Filme de José Luis Cuerda e baseado na obra de Manuel Rivas, La Lengua de las Mariposas narra a história de amizade e aprendizado entre o pequeno Mocho e seu professor Don Gregorio nos meses que antecedem a Guerra Civil Espanhola. Conta como aluno e mestre constroem uma relação de aprendizagem através da escuta e do estabelecimento de laços de respeito, admiração, cumplicidade e amizade, em uma época de grande instabilidade política e no qual os métodos de ensino ainda eram baseados na violência.

Resenha

Foi em abril desse ano que após fazer a leitura do livro A Sombra do Vento do espanhol Carlos Ruiz Zafón que decidi começar aqui no blog a campanha do #AnoDaEspanha. Hoje, oficialmente, vou encerrá-la para que ano que em 2017 possamos homenagear um novo país, uma nova literatura e um novo séquito de bons autores. E para finalizar aquela que para mim foi a campanha mais especial de 2016, escolhi fazer o segundo 7ª Arte com um filme espanhol especialíssimo que me emociona muito pela delicadeza com que trata o tema da infância e da educação, mas que infelizmente nunca vi em versão dublada para o português.

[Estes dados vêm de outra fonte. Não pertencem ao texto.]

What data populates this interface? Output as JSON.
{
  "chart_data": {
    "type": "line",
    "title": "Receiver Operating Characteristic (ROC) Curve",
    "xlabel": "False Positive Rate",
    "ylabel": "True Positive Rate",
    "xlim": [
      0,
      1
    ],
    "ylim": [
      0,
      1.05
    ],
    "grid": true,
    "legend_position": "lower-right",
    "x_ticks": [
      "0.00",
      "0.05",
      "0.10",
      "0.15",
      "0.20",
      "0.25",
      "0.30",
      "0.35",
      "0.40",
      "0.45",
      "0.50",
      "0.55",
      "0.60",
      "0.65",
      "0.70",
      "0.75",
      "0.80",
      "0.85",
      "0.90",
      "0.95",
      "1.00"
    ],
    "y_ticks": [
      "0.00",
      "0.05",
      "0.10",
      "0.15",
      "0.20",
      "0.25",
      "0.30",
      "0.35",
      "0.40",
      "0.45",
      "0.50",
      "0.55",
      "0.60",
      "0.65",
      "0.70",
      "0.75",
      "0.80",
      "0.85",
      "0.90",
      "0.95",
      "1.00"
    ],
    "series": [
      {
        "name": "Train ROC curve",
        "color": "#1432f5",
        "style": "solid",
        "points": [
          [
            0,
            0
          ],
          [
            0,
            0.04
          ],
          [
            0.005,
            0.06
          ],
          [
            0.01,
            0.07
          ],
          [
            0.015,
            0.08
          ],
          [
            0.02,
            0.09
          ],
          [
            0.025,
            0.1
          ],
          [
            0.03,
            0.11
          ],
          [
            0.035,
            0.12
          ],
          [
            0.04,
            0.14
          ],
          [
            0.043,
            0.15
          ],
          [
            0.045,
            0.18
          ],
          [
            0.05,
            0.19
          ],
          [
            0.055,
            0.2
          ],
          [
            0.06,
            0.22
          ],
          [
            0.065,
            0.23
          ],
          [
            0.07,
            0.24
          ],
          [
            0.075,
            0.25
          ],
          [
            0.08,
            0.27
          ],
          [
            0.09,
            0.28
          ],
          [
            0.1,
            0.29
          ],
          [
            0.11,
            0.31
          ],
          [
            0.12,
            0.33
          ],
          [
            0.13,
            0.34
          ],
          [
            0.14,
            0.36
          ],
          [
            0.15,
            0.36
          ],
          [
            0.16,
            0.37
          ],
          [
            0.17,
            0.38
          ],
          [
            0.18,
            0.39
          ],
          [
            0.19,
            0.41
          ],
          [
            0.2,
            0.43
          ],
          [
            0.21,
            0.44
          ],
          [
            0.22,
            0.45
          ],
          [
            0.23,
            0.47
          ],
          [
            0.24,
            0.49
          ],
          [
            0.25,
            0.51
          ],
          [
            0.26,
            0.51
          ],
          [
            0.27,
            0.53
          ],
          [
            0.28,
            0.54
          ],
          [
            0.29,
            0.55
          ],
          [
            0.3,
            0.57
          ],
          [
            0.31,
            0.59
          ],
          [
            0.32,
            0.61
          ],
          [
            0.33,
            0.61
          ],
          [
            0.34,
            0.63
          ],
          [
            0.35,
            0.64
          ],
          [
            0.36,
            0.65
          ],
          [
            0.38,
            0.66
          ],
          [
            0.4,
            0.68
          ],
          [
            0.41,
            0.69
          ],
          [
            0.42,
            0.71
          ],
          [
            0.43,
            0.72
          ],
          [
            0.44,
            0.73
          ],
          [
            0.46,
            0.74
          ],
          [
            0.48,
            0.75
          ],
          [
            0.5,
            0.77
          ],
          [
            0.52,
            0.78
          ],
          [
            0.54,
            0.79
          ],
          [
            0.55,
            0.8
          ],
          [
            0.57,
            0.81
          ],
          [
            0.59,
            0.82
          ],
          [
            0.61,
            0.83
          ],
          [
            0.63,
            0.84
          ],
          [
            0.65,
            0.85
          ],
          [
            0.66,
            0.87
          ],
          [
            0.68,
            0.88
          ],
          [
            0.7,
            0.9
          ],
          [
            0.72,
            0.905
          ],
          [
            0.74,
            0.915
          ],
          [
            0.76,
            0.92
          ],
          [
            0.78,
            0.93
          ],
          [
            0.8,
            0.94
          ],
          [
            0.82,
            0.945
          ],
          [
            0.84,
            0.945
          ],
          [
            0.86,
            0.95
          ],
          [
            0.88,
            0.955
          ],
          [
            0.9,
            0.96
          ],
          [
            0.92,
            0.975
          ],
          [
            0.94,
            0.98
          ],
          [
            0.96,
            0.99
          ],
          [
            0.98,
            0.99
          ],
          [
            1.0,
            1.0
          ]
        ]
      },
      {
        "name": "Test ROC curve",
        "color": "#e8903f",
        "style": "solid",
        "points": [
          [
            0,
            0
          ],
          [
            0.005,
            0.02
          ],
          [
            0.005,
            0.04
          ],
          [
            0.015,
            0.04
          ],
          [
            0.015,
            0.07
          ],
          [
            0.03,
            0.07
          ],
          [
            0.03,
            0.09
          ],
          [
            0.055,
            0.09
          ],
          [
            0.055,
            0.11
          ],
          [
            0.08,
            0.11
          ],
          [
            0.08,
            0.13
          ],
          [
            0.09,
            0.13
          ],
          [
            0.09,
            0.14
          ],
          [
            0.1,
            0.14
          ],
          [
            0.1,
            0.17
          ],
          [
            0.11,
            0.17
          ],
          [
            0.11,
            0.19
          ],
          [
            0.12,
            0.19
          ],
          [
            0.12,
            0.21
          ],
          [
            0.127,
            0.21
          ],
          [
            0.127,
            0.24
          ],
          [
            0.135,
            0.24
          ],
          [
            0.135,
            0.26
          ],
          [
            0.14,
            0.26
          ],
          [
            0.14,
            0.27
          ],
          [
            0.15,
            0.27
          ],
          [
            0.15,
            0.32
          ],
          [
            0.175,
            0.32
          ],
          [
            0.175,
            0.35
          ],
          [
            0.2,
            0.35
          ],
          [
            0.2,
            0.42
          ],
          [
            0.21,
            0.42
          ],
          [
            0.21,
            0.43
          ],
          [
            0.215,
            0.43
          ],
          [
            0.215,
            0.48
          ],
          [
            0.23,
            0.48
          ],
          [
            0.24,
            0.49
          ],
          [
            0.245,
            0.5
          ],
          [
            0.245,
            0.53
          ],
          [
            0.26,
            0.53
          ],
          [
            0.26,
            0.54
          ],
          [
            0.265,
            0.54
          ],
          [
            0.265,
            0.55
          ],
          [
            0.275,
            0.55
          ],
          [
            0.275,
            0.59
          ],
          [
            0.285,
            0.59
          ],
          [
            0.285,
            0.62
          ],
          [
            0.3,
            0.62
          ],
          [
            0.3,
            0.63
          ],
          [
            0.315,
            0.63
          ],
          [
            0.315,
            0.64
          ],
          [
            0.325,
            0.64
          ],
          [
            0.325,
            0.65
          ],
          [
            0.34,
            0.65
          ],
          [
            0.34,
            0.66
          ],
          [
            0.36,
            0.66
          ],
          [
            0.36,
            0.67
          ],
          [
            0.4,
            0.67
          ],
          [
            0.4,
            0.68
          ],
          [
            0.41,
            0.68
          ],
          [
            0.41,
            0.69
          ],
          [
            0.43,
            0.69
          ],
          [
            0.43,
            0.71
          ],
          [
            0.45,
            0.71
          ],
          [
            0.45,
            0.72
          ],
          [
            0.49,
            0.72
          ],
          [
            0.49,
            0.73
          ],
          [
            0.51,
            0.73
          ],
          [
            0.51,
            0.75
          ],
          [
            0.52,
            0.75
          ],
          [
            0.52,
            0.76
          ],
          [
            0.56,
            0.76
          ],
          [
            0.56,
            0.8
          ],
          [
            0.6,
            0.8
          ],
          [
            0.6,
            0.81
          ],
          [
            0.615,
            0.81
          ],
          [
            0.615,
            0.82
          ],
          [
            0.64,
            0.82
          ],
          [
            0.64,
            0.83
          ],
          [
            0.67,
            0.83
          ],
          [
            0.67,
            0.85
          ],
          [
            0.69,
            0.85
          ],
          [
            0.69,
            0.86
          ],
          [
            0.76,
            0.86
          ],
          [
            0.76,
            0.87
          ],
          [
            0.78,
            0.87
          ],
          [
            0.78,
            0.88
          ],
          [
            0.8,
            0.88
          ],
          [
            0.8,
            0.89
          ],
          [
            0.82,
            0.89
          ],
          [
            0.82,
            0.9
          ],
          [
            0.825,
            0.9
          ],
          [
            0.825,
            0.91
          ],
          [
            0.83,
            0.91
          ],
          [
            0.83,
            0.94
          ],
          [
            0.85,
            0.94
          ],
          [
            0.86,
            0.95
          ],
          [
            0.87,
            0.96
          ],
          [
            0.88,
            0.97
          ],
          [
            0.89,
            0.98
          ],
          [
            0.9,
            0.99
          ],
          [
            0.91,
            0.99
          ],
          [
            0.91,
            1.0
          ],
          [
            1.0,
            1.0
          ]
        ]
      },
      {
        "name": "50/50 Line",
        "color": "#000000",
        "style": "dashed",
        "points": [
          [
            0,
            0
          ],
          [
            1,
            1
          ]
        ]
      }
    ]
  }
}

Moncho, interpretado por Manuel Lozano.
Dirigido pelo diretor, escritor e produtor de cinema espanhol José Luis Cuerda, La Lengua de las Mariposas (A Língua das Mariposas) é um drama que conta a história de como surgiu a amizade de Moncho (Manuel Lozano) com seu professor Don Gregorio (Fernando Fernán Gómez) e de como o menino superou seu medo da escola. O enredo se passa no ano de 1936, às vésperas da Guerra Civil Espanhola que mudaria os rumos da história do país e também dos personagens da trama. Desse modo o filme perfila a vida cotidiana de uma pequena comunidade galega, os posicionamentos políticos de alguns de seus moradores e os primeiros movimentos dos grupos nacionalistas de extrema direita contra os esquerdistas republicanos.

Personagem central da trama, Moncho era um menino esperto e muito ativo apesar de sua asma. Vivia com seus pais e o irmão em uma pequena vila rural da Galícia. O pai, Ramón (Gonzalo Martín Uriarte), era um alfaiate muito ligado a Frente Republicana Espanhola e durante o período em que esteve adoente ensinou o filho caçula a ler. A mãe, Rosa (Uxía Blanco), por sua vez, era uma dona de casa desvelada e bastante religiosa que vivia preocupada com o posicionamento político do marido. Enquanto que o irmão, Andrés (Alexis de los Santos), era um rapaz aprendiz de saxofonista e que mantinha uma boa relação com o irmão caçula.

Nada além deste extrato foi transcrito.